In this reporting period, the progress of the research proceeded according to plan, with the addition of two related topics.
Aim 1: Stage 1 – passive many-body microscopic information engine – manuscript is in preparation. We describe the experimental and numerical implementation. We discover and prove analytically, experimentally, and numerically a new universal form for the extracted work per measurement when recast as a function of the probability of being able to move the wall.
Stage 2 – active, many-body microscopic information engine – we are currently performing the experiments, numeric studies show that active colloids do not follow the universal behavior found in stage 1.
Aim 2: Part 1 – many-body active macroscopic Szilard engine (see figure) – manuscript under review and deposited in the arxiv. We realize experimentally a macroscopic many-particle Szilard engine that consists of active particles and uses it to lift a mass against gravity. We show that the extractable work per cycle increases when the raised weight is changed more gradually during the process. Interestingly, we find that the ideal extractable work grows with the number of particles due to giant number fluctuations. This is in contrast to the calculated behavior of a similar engine operating on thermal particles.
Part 2 - We performed a macroscopic experiment using bristle robots and compared these results to the microscopic engine of aim 1, verifying the importance of how energy is pumped into the system.
Extension 1: Related to Aims 1 and 2, ongoing work, combining experiments, simulation, and numerical calculations. Algorithm to design the optimal work extraction from a piston-like engine given position probability distribution taken from experiments.
Extension 2: Related to Aims 1 and 2, ongoing work, combining experiments, simulation, and numerical calculations.
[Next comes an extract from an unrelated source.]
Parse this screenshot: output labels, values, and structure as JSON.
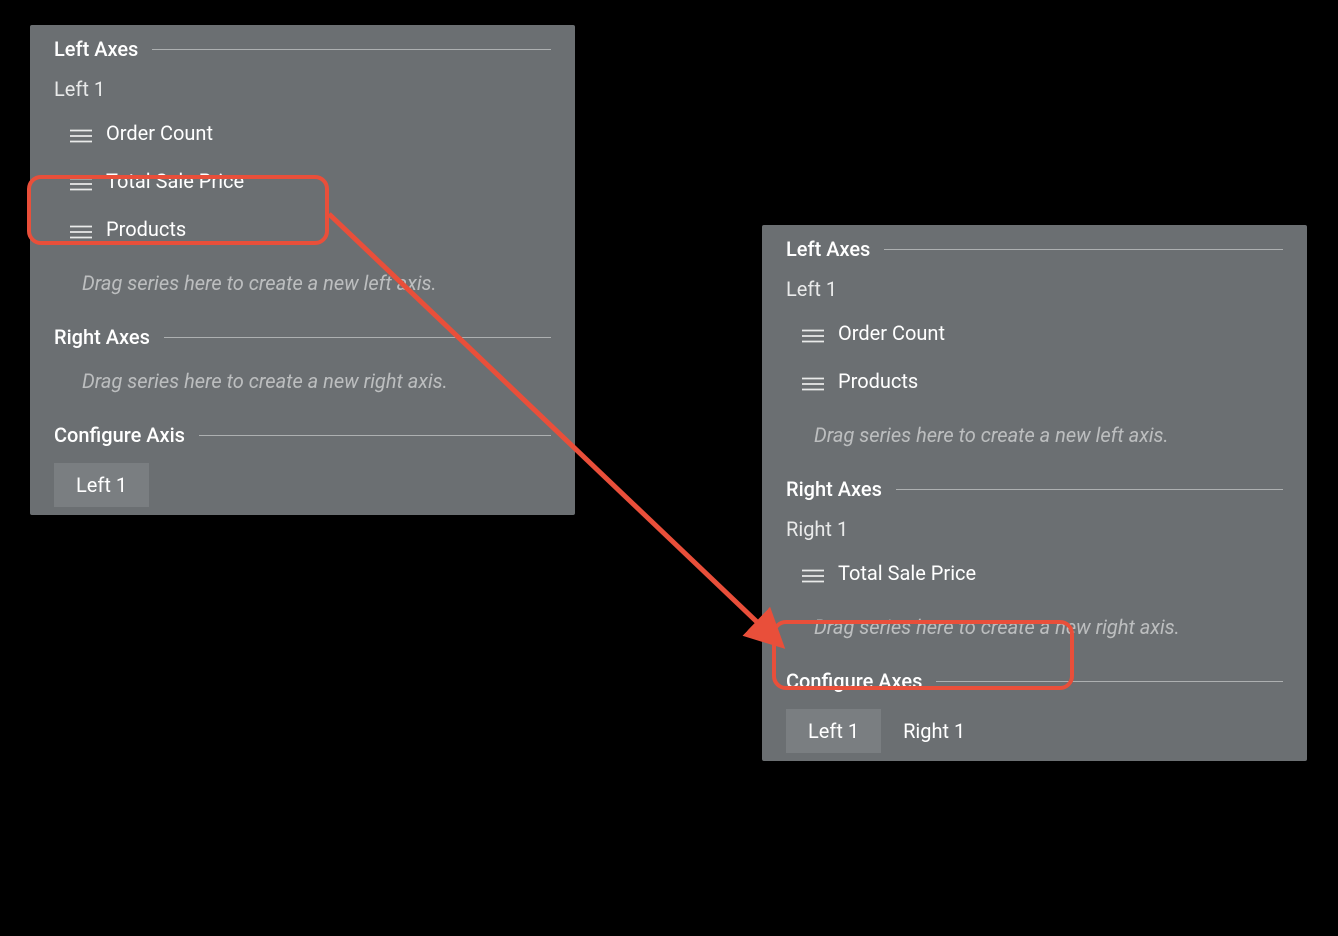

Study the effect of clustering on active matter information engines using Kilbots – programable robots.
Aim 3: We have followed exactly the proposed research and demonstrated that injected information can result in the rectification and of a random multi-robot system and result in cargo transfer. We showed that there is a compromise between accuracy and speed of the cargo transfer. The manuscript is in preparation.
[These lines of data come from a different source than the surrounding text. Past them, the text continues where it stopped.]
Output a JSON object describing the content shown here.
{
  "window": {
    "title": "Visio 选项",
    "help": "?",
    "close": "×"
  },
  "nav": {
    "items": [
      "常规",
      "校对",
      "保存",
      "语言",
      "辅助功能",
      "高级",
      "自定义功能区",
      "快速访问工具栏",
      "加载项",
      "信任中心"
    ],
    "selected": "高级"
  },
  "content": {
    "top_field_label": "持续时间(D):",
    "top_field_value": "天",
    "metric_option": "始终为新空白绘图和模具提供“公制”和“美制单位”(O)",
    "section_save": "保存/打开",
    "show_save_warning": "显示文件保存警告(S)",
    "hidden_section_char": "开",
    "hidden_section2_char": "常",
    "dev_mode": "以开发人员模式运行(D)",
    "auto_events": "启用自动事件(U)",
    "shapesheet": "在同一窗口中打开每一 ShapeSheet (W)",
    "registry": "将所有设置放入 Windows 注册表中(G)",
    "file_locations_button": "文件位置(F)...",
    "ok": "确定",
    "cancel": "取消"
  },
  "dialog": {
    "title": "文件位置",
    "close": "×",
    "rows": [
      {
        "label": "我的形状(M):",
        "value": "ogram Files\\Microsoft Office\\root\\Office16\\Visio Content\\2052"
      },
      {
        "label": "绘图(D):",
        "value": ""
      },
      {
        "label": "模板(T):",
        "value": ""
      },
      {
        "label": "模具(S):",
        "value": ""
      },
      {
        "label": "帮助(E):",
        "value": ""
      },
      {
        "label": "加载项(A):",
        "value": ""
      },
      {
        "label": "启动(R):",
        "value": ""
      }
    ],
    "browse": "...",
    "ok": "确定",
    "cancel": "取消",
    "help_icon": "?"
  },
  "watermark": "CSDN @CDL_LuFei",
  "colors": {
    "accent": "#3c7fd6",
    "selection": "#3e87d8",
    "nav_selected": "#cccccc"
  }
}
Extension 3: Related to aims 2 and 3. A better understanding of temperature in active systems. The first manuscript was published in PRX in which we demonstrate a non-linear fluctuation-dissipation relation that tests for Markovianity. The second manuscript is in preparation.
Extension 4: Related to aim 3. How swarms of simple robots can mimic ants to find food and other targets faster. A manuscript describing environment-assisted search is under review and published in the arxiv.